AI in Court: Judges Using Tech & GPT-5’s Health Potential

▼ Summary
– AI systems are making errors in the US legal system, including citing nonexistent cases and producing hallucinations in sworn testimony.
– Judges are exploring generative AI to expedite legal tasks like research and drafting orders, despite concerns about reliability.
– The US court system faces significant backlogs, prompting interest in AI solutions to improve efficiency.
– OpenAI’s GPT-5 has fallen short of expectations for advancing artificial general intelligence but now promotes health advice use.
– OpenAI’s shift toward endorsing health advice signals a risky expansion into sensitive applications.

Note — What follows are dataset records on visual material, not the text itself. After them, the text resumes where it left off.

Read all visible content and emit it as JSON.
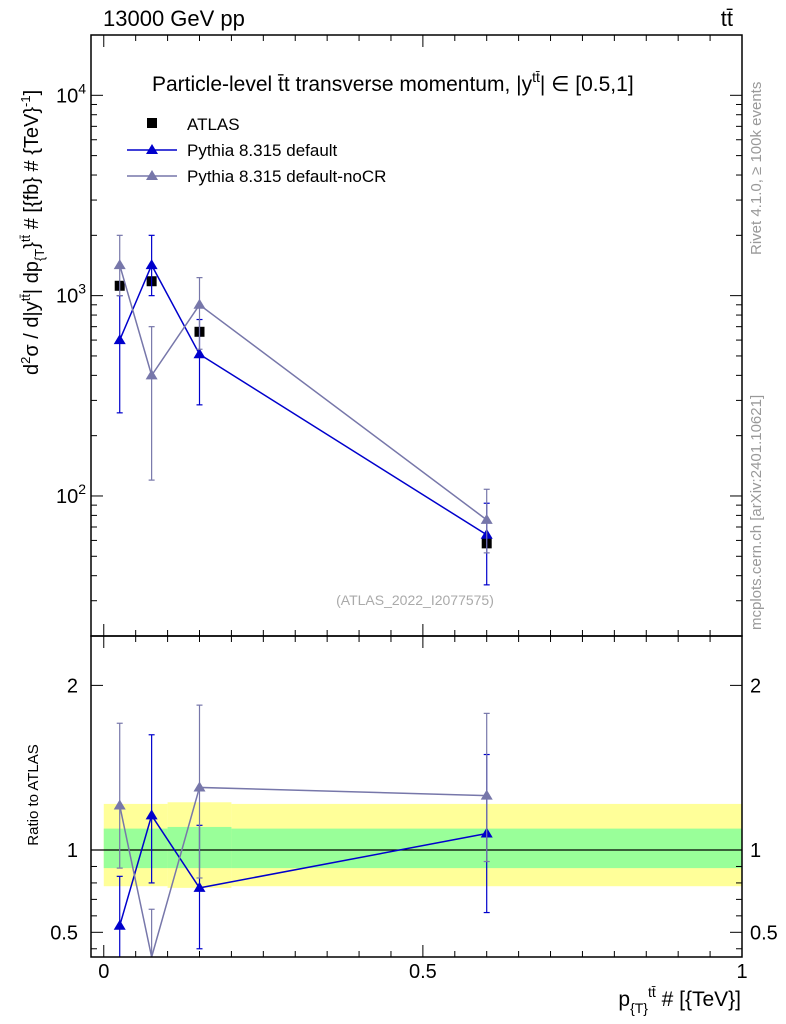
{
  "header": {
    "left": "13000 GeV pp",
    "right": "tt̄"
  },
  "side_labels": {
    "rivet": "Rivet 4.1.0, ≥ 100k events",
    "mcplots": "mcplots.cern.ch [arXiv:2401.10621]"
  },
  "chart_data": [
    {
      "type": "scatter",
      "panel": "main",
      "title": "Particle-level t̄t transverse momentum, |y^{tt̄}| ∈ [0.5,1]",
      "title_parts": {
        "main": "Particle-level t̄t transverse momentum, |y",
        "sup": "tt̄",
        "tail": "| ∈ [0.5,1]"
      },
      "ylabel_parts": {
        "a": "d",
        "b": "2",
        "c": "σ / d|y",
        "d": "tt̄",
        "e": "| dp",
        "f": "{T",
        "g": "}",
        "h": "tt̄",
        "i": " # [{fb} # {TeV}",
        "j": "-1",
        "k": "]"
      },
      "yscale": "log",
      "ylim": [
        20,
        20000
      ],
      "xlim": [
        -0.02,
        1.0
      ],
      "yticks": [
        {
          "label": "10",
          "exp": "2",
          "value": 100
        },
        {
          "label": "10",
          "exp": "3",
          "value": 1000
        },
        {
          "label": "10",
          "exp": "4",
          "value": 10000
        }
      ],
      "reference": "(ATLAS_2022_I2077575)",
      "series": [
        {
          "name": "ATLAS",
          "marker": "square",
          "color": "#000000",
          "x": [
            0.025,
            0.075,
            0.15,
            0.6
          ],
          "y": [
            1120,
            1180,
            660,
            58
          ],
          "yerr_low": [
            0,
            0,
            0,
            0
          ],
          "yerr_high": [
            0,
            0,
            0,
            0
          ]
        },
        {
          "name": "Pythia 8.315 default",
          "marker": "triangle",
          "color": "#0000cc",
          "x": [
            0.025,
            0.075,
            0.15,
            0.6
          ],
          "y": [
            600,
            1420,
            510,
            64
          ],
          "yerr_low": [
            340,
            420,
            225,
            28
          ],
          "yerr_high": [
            400,
            580,
            250,
            28
          ]
        },
        {
          "name": "Pythia 8.315 default-noCR",
          "marker": "triangle",
          "color": "#7777aa",
          "x": [
            0.025,
            0.075,
            0.15,
            0.6
          ],
          "y": [
            1420,
            400,
            900,
            76
          ],
          "yerr_low": [
            420,
            280,
            360,
            24
          ],
          "yerr_high": [
            580,
            300,
            330,
            32
          ]
        }
      ]
    },
    {
      "type": "scatter",
      "panel": "ratio",
      "ylabel": "Ratio to ATLAS",
      "xlabel": "p_{T}^{tt̄} # [{TeV}]",
      "xlabel_parts": {
        "a": "p",
        "b": "{T}",
        "c": "tt̄",
        "d": " # [{TeV}]"
      },
      "ylim": [
        0.35,
        2.3
      ],
      "xlim": [
        -0.02,
        1.0
      ],
      "yticks": [
        {
          "label": "0.5",
          "value": 0.5
        },
        {
          "label": "1",
          "value": 1
        },
        {
          "label": "2",
          "value": 2
        }
      ],
      "xticks": [
        {
          "label": "0",
          "value": 0
        },
        {
          "label": "0.5",
          "value": 0.5
        },
        {
          "label": "1",
          "value": 1
        }
      ],
      "bands": [
        {
          "x0": 0.0,
          "x1": 0.1,
          "inner": [
            0.89,
            1.13
          ],
          "outer": [
            0.78,
            1.28
          ],
          "inner_color": "#99ff99",
          "outer_color": "#ffff99"
        },
        {
          "x0": 0.1,
          "x1": 0.2,
          "inner": [
            0.89,
            1.14
          ],
          "outer": [
            0.77,
            1.29
          ],
          "inner_color": "#99ff99",
          "outer_color": "#ffff99"
        },
        {
          "x0": 0.2,
          "x1": 1.0,
          "inner": [
            0.89,
            1.13
          ],
          "outer": [
            0.78,
            1.28
          ],
          "inner_color": "#99ff99",
          "outer_color": "#ffff99"
        }
      ],
      "series": [
        {
          "name": "Pythia 8.315 default",
          "color": "#0000cc",
          "x": [
            0.025,
            0.075,
            0.15,
            0.6
          ],
          "y": [
            0.54,
            1.21,
            0.77,
            1.1
          ],
          "yerr_low": [
            0.3,
            0.41,
            0.37,
            0.48
          ],
          "yerr_high": [
            0.3,
            0.49,
            0.38,
            0.48
          ]
        },
        {
          "name": "Pythia 8.315 default-noCR",
          "color": "#7777aa",
          "x": [
            0.025,
            0.075,
            0.15,
            0.6
          ],
          "y": [
            1.27,
            0.34,
            1.38,
            1.33
          ],
          "yerr_low": [
            0.38,
            0.3,
            0.55,
            0.4
          ],
          "yerr_high": [
            0.5,
            0.3,
            0.5,
            0.5
          ]
        }
      ]
    }
  ]
}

The legal system is increasingly turning to artificial intelligence, but recent missteps highlight the risks of relying too heavily on emerging technologies. High-profile errors, including lawyers submitting fabricated case citations and experts submitting flawed AI-generated testimony, have raised serious questions about the role of automation in courts. Despite these concerns, some judges are cautiously embracing AI tools to streamline legal research, draft routine documents, and reduce case backlogs, though skepticism remains about whether the technology is ready for such high-stakes applications.
Meanwhile, OpenAI’s GPT-5 has fallen short of the revolutionary advancements many anticipated, failing to deliver the promised leap toward artificial general intelligence. However, the company’s growing emphasis on health-related applications has sparked debate. By encouraging users to seek medical advice from its models, OpenAI is venturing into ethically fraught territory, where inaccuracies could have serious real-world consequences.
The push to integrate AI into critical sectors like law and healthcare underscores both its potential and its pitfalls. While automation could bring efficiency to overburdened systems, the technology’s current limitations demand careful oversight, especially when human lives and liberties hang in the balance.